Properties of sequence organization largely generalize to text-based chats as well [20], even though conversations may follow slightly different patterns, which may be investigated using digital conversation analysis [21]. However, humanizing chatbots to allow for more natural interaction is a popular way of striving for less friction in human-chatbot interaction, and bears major benefits [22]. One way of achieving this is to explicitly anthropomorphize features of the interaction [23]. Aligning digital with natural dialog patterns fits nicely in this tradition.

Since in most applications, the users steer conversation, adjacency pair expansions of the second speaker are of primary interest for augmented language models, especially if used as conversational agents. Insert-expansions are such expansions, and potentially reduce friction in interaction as well as divergence during reasoning. They either support the first base pair part of an adjacency pair, or aim to bring about the second. Instances relevant to text-based conversations include clarifying intent, scoping responses, and enhancing appeal.

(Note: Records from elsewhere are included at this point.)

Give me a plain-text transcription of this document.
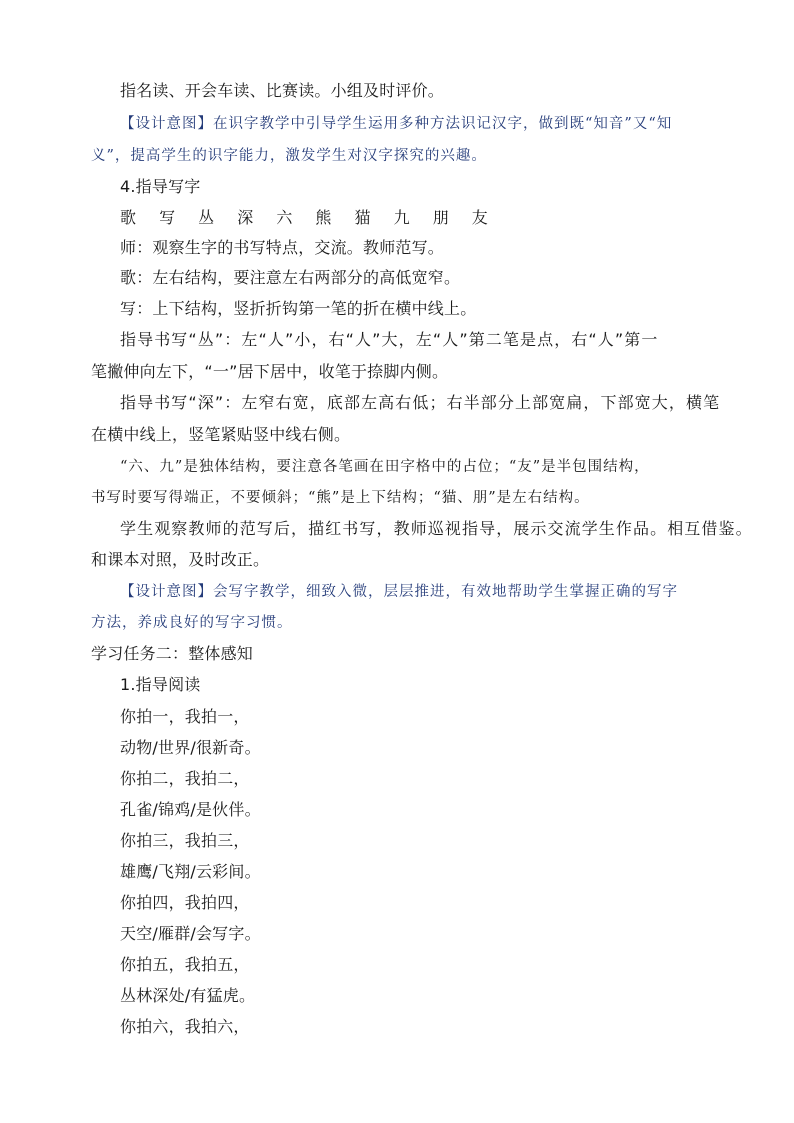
指名读、开会车读、比赛读。小组及时评价。
【设计意图】在识字教学中引导学生运用多种方法识记汉字，做到既“知音”又“知
义”，提高学生的识字能力，激发学生对汉字探究的兴趣。
4.指导写字
歌 写 丛 深 六 熊 猫 九 朋 友
师：观察生字的书写特点，交流。教师范写。
歌：左右结构，要注意左右两部分的高低宽窄。
写：上下结构，竖折折钩第一笔的折在横中线上。
指导书写“丛”：左“人”小，右“人”大，左“人”第二笔是点，右“人”第一
笔撇伸向左下，“一”居下居中，收笔于捺脚内侧。
指导书写“深”：左窄右宽，底部左高右低；右半部分上部宽扁，下部宽大，横笔
在横中线上，竖笔紧贴竖中线右侧。
“六、九”是独体结构，要注意各笔画在田字格中的占位；“友”是半包围结构，
书写时要写得端正，不要倾斜；“熊”是上下结构；“猫、朋”是左右结构。
学生观察教师的范写后，描红书写，教师巡视指导，展示交流学生作品。相互借鉴。
和课本对照，及时改正。
【设计意图】会写字教学，细致入微，层层推进，有效地帮助学生掌握正确的写字
方法，养成良好的写字习惯。
学习任务二：整体感知
1.指导阅读
你拍一，我拍一，
动物/世界/很新奇。
你拍二，我拍二，
孔雀/锦鸡/是伙伴。
你拍三，我拍三，
雄鹰/飞翔/云彩间。
你拍四，我拍四，
天空/雁群/会写字。
你拍五，我拍五，
丛林深处/有猛虎。
你拍六，我拍六，
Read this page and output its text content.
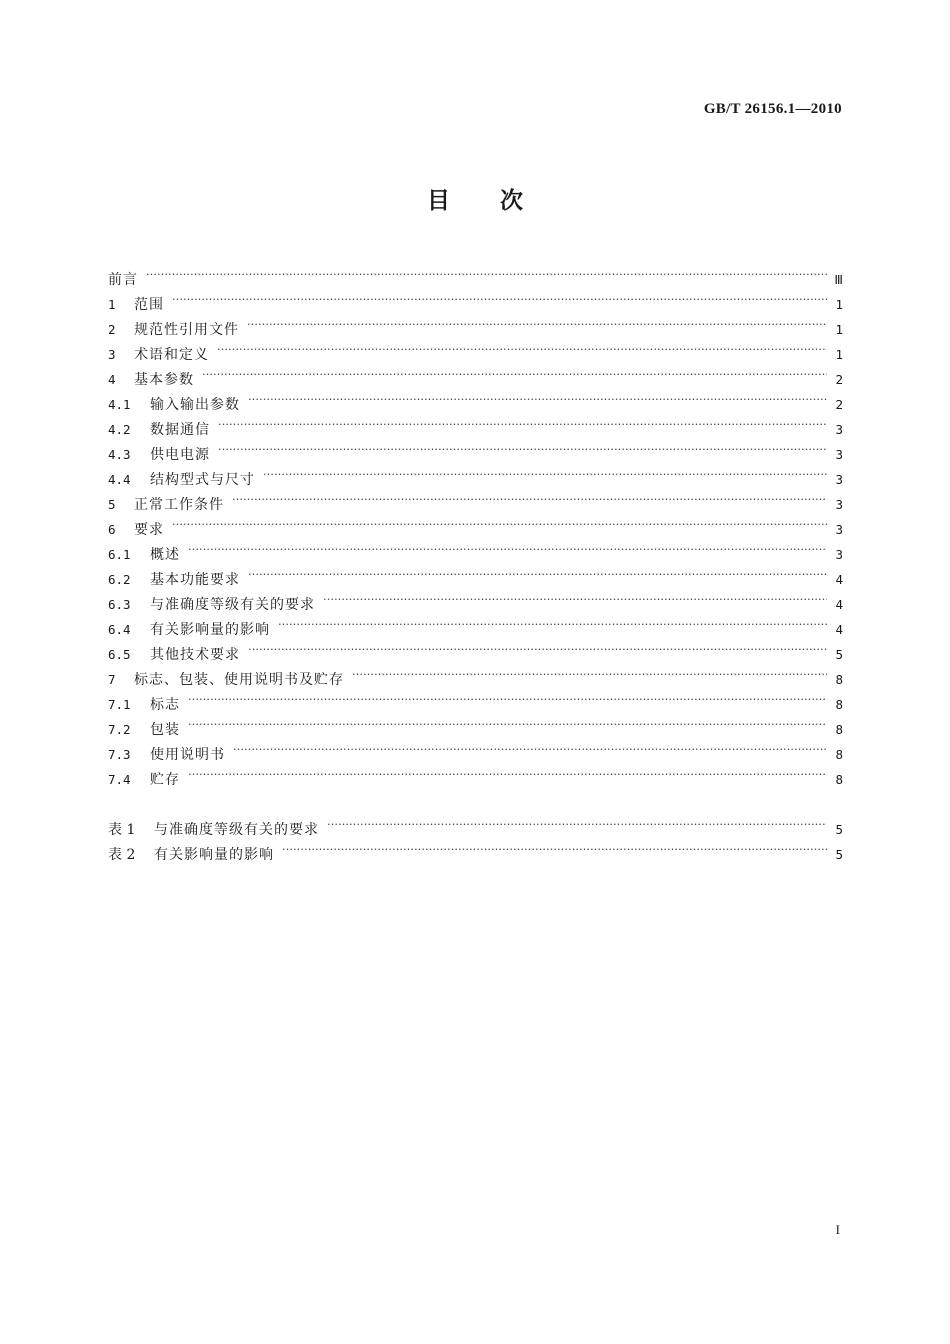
GB/T 26156.1—2010
目次
前言 ……………………………………………………………………………………………………………………………………………………………………………………………………………………	Ⅲ
1	范围 ……………………………………………………………………………………………………………………………………………………………………………………………………………………	1
2	规范性引用文件 ……………………………………………………………………………………………………………………………………………………………………………………………………………………	1
3	术语和定义 ……………………………………………………………………………………………………………………………………………………………………………………………………………………	1
4	基本参数 ……………………………………………………………………………………………………………………………………………………………………………………………………………………	2
4.1	输入输出参数 ……………………………………………………………………………………………………………………………………………………………………………………………………………………	2
4.2	数据通信 ……………………………………………………………………………………………………………………………………………………………………………………………………………………	3
4.3	供电电源 ……………………………………………………………………………………………………………………………………………………………………………………………………………………	3
4.4	结构型式与尺寸 ……………………………………………………………………………………………………………………………………………………………………………………………………………………	3
5	正常工作条件 ……………………………………………………………………………………………………………………………………………………………………………………………………………………	3
6	要求 ……………………………………………………………………………………………………………………………………………………………………………………………………………………	3
6.1	概述 ……………………………………………………………………………………………………………………………………………………………………………………………………………………	3
6.2	基本功能要求 ……………………………………………………………………………………………………………………………………………………………………………………………………………………	4
6.3	与准确度等级有关的要求 ……………………………………………………………………………………………………………………………………………………………………………………………………………………	4
6.4	有关影响量的影响 ……………………………………………………………………………………………………………………………………………………………………………………………………………………	4
6.5	其他技术要求 ……………………………………………………………………………………………………………………………………………………………………………………………………………………	5
7	标志、包装、使用说明书及贮存 ……………………………………………………………………………………………………………………………………………………………………………………………………………………	8
7.1	标志 ……………………………………………………………………………………………………………………………………………………………………………………………………………………	8
7.2	包装 ……………………………………………………………………………………………………………………………………………………………………………………………………………………	8
7.3	使用说明书 ……………………………………………………………………………………………………………………………………………………………………………………………………………………	8
7.4	贮存 ……………………………………………………………………………………………………………………………………………………………………………………………………………………	8
表 1	与准确度等级有关的要求 ……………………………………………………………………………………………………………………………………………………………………………………………………………………	5
表 2	有关影响量的影响 ……………………………………………………………………………………………………………………………………………………………………………………………………………………	5
I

Unaugmented Large Language Models display so-called formal linguistic competence, i.e., they can handle language in itself. Where they are still lacking is in functional linguistic competence, which means that they cannot do everything humans do with language. This includes formal reasoning like logic or math, using world knowledge, situation modeling in long narratives or discourses, and being able to use communicative intent as in pragmatics or establishing common ground [24]. Popular early tools address these issues, and therefore include information retrieval from documents, search engines, and code interpreters including calculators [15].

More long-lasting runs may be enabled by extending regular chain-of-thought prompting by plan-and-solve prompting, which can generate more structured reasoning paths that otherwise would have needed to be hard-coded [33]. For these longer-running calls, decoupling observations from reasoning may serve to lessen the impact of divergence from the user intent due to misfitting observations [34]. However, if supervision by humans is feasible, insert expansion may add additional benefits even here.